Examples of Course Assignments

1. Students visit the archives where they are introduced to a wide variety of primary sources related to their topic. Each student selects a source which will form the basis of a final research project. Over the course of several weeks, students analyze their chosen primary source and conduct additional secondary source research which they synthesize in a final paper.
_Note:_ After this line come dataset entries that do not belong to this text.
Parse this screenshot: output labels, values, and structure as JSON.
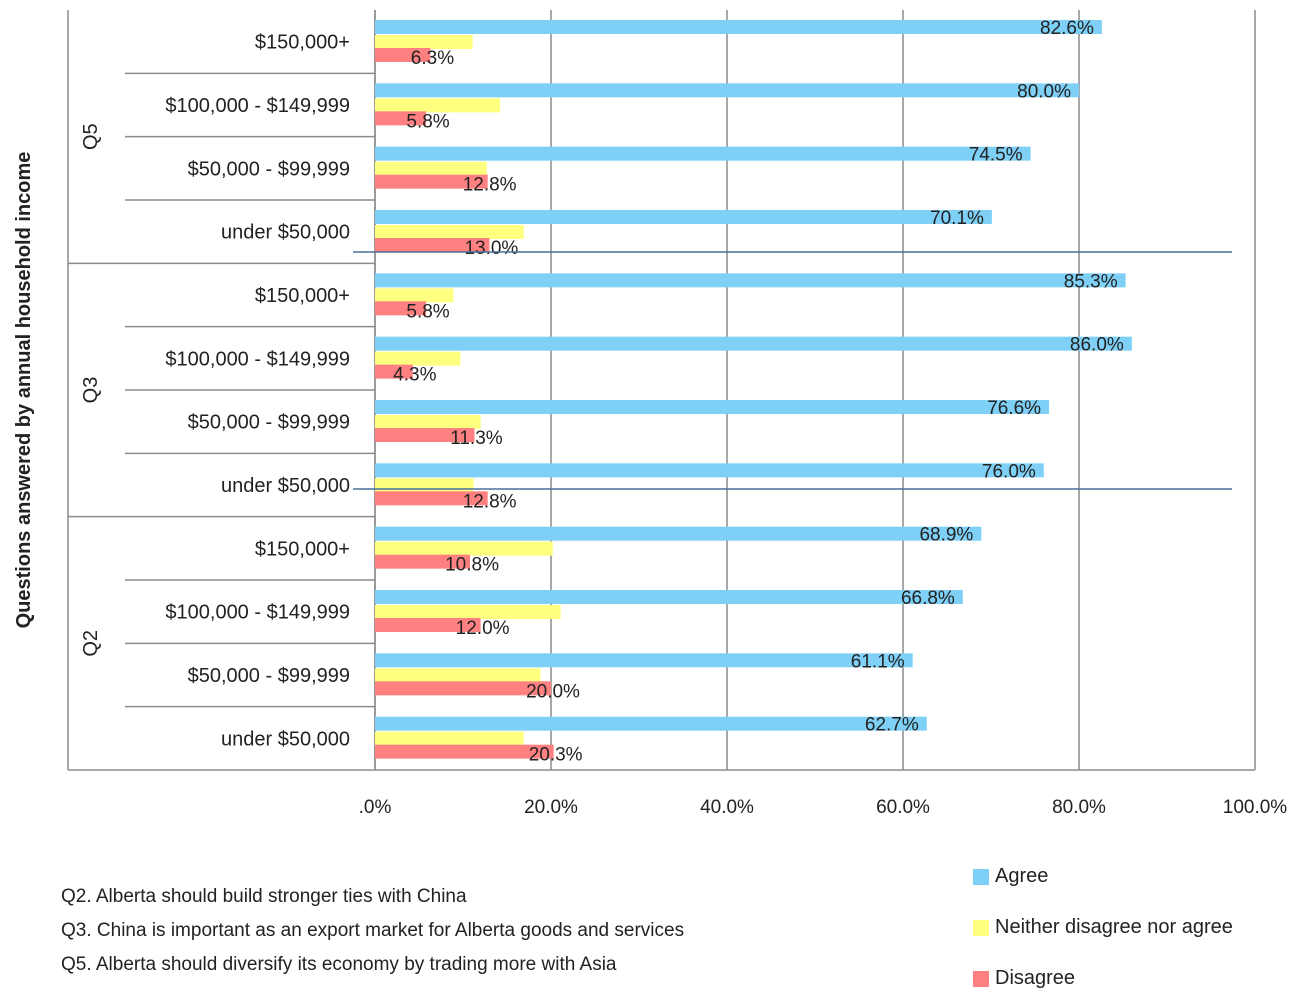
{
  "chart_data": {
    "type": "bar",
    "orientation": "horizontal",
    "ylabel": "Questions answered by annual household income",
    "x_ticks": [
      ".0%",
      "20.0%",
      "40.0%",
      "60.0%",
      "80.0%",
      "100.0%"
    ],
    "xlim": [
      0,
      100
    ],
    "grid": true,
    "legend_position": "bottom-right",
    "groups": [
      {
        "name": "Q5",
        "categories": [
          "$150,000+",
          "$100,000 - $149,999",
          "$50,000 - $99,999",
          "under $50,000"
        ]
      },
      {
        "name": "Q3",
        "categories": [
          "$150,000+",
          "$100,000 - $149,999",
          "$50,000 - $99,999",
          "under $50,000"
        ]
      },
      {
        "name": "Q2",
        "categories": [
          "$150,000+",
          "$100,000 - $149,999",
          "$50,000 - $99,999",
          "under $50,000"
        ]
      }
    ],
    "series": [
      {
        "name": "Agree",
        "color": "#7fd0f7",
        "values": [
          82.6,
          80.0,
          74.5,
          70.1,
          85.3,
          86.0,
          76.6,
          76.0,
          68.9,
          66.8,
          61.1,
          62.7
        ],
        "labels": [
          "82.6%",
          "80.0%",
          "74.5%",
          "70.1%",
          "85.3%",
          "86.0%",
          "76.6%",
          "76.0%",
          "68.9%",
          "66.8%",
          "61.1%",
          "62.7%"
        ]
      },
      {
        "name": "Neither disagree nor agree",
        "color": "#ffff80",
        "values": [
          11.1,
          14.2,
          12.7,
          16.9,
          8.9,
          9.7,
          12.0,
          11.2,
          20.2,
          21.1,
          18.8,
          16.9
        ],
        "labels": []
      },
      {
        "name": "Disagree",
        "color": "#ff8080",
        "values": [
          6.3,
          5.8,
          12.8,
          13.0,
          5.8,
          4.3,
          11.3,
          12.8,
          10.8,
          12.0,
          20.0,
          20.3
        ],
        "labels": [
          "6.3%",
          "5.8%",
          "12.8%",
          "13.0%",
          "5.8%",
          "4.3%",
          "11.3%",
          "12.8%",
          "10.8%",
          "12.0%",
          "20.0%",
          "20.3%"
        ]
      }
    ],
    "notes": [
      "Q2. Alberta should build stronger ties with China",
      "Q3. China is important as an export market for Alberta goods and services",
      "Q5. Alberta should diversify its economy by trading more with Asia"
    ]
  }
}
2. Students use maps, city directories, newspaper archives as well as university and public library archives to construct histories of Norfolk neighborhoods, cultural movements, or other communities. The information and photographs are used to produce websites so that the public could have access to the information.

3. Students use the university archives to investigate how and why certain communities, student groups, educational practices, or geographic locations at ODU have changed. Students create a digital and/or physical exhibition and present their findings.

4. Students use rare books, archives materials, and digital film collections to study disease and other public health topics in Hampton Roads. Popular topics include yellow-fever, dentistry, and women's reproductive issues. Students create a short documentary or podcast episode about their topic.